Whether it’s the taboo attached to the word, “widow”, the curse of dowry or the socially imposed shelf age of an unmarried woman, Qureshi has very artfully challenged the norms that still enslave a major chunk of masses in Pakistan.
Without giving away too much, the story revolves around Meeru (Mehwish Hayat), a young widow; Raja (Fahad Mustafa), an electrician who is madly in love with Hayat’s character and Baby Baji (Faiza Hasan) a middle-aged unmarried sister of Raja who is trying hard to get married. Conflicts arise when Raja fails to collect enough dowry to wed off his elder sister Baby Baji and puts up a fight against his mother and sister to marry Meeru, rejecting the social stigma associated with widows in South Asia. What follows is a long journey embedded with trials and tribulations at every turn and rightfully depicts how excruciatingly painful the process of a wedding can be in a society like ours.
Now, obviously, a story so important will only bear a positive influence on the viewers if it’s told in a light and witty manner without being too preachy and that’s exactly where the makers of Load Wedding have hit bull’s eye! The idea of infusing humor in the plot as serious as this has played a crucial role in getting the message across successfully.
Each character has an empathetic insight to offer and yet, a conscious effort has been made to ensure that the right kind of conversation is triggered. The stellar cast has done complete justice to their roles by striking a balance between the protagonist and antagonist elements of the nature of each character; something we rarely see in Pakistani cinema. This attribute has further added to the factor of relatability in the film!
Brownie points to the cinematographer for the bright visual treat and to the brains who ensured cultural relevance through rustic accents, traditional costumes and folksy music!
The inclusion of numerous social issues does fog the plot a bit and we hope that in future Nabeel is able to focus on the causes that fit more smoothly with the script’s flow. That being said, it doesn’t take away much from Load Wedding.

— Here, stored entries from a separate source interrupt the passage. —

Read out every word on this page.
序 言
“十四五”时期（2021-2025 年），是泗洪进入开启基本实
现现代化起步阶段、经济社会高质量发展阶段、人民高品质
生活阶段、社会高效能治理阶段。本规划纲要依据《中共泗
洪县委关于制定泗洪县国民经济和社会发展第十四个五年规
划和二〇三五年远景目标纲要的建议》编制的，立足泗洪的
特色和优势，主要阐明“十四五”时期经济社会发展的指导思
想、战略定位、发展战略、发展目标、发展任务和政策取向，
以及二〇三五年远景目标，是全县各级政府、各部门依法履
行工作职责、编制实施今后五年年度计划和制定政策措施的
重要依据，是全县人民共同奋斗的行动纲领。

What’s more important is the fact that someone is finally taking the leap of faith and making commercial films which have more than a set of sexist jokes to offer. Whether its the Na-Maloom Afraad series or Actor-in-Law, Nabeel and Fizza’s power-packed duo has brought to the mainstream Pakistani cinema the narrative building that had been missing for long! Load Wedding is another feather in this cap and thus, deserves all the love the film is receiving.